At a community center in Bayaguana, I asked the director, Anny Rosario, what is the largest gap in the lives of the children she serves. “In the end,” she said, “what they really want is love.” She described the pleasant challenge of walking to work each morning through the community, slowed by dozens of children wanting to be greeted and hugged. “They are asking for love in the street,” she said.
The social scientific literature doesn’t often employ the term “love,” but it often implies the idea. “With apologies to Wordsworth and romantics everywhere,” Professor John DiIulio of the University of Pennsylvania told me in an e-mail, “ ‘to love’ for these purposes is to speak and behave in ways that convey to another person that you harbor a real, permanent, non-instrumental and holistic regard for their well-being, and that you care as much or more about their present and future well-being than you do about your own.”

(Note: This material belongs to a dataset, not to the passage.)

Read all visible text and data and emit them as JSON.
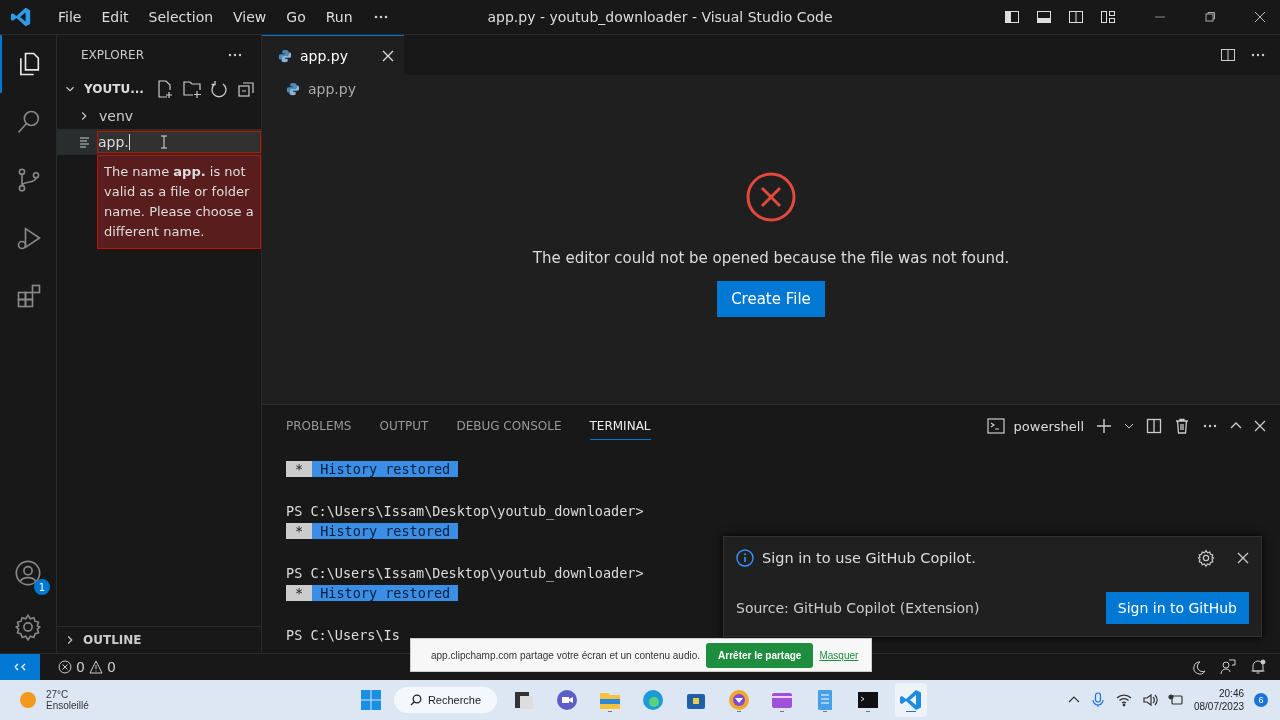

Not to be confused with Wordsworth, DiIulio continued: “ ‘Love’ (yes, manifest empirically as attitudes and behavior that is patient, kind and all the rest) is an independent variable that varies inversely with negative individual, social and civic outcomes and directly with positive individual and pro-social, pro-civic outcomes: lower rates of abuse and neglect, higher rates of self-esteem and self-confidence and more positive educational results.”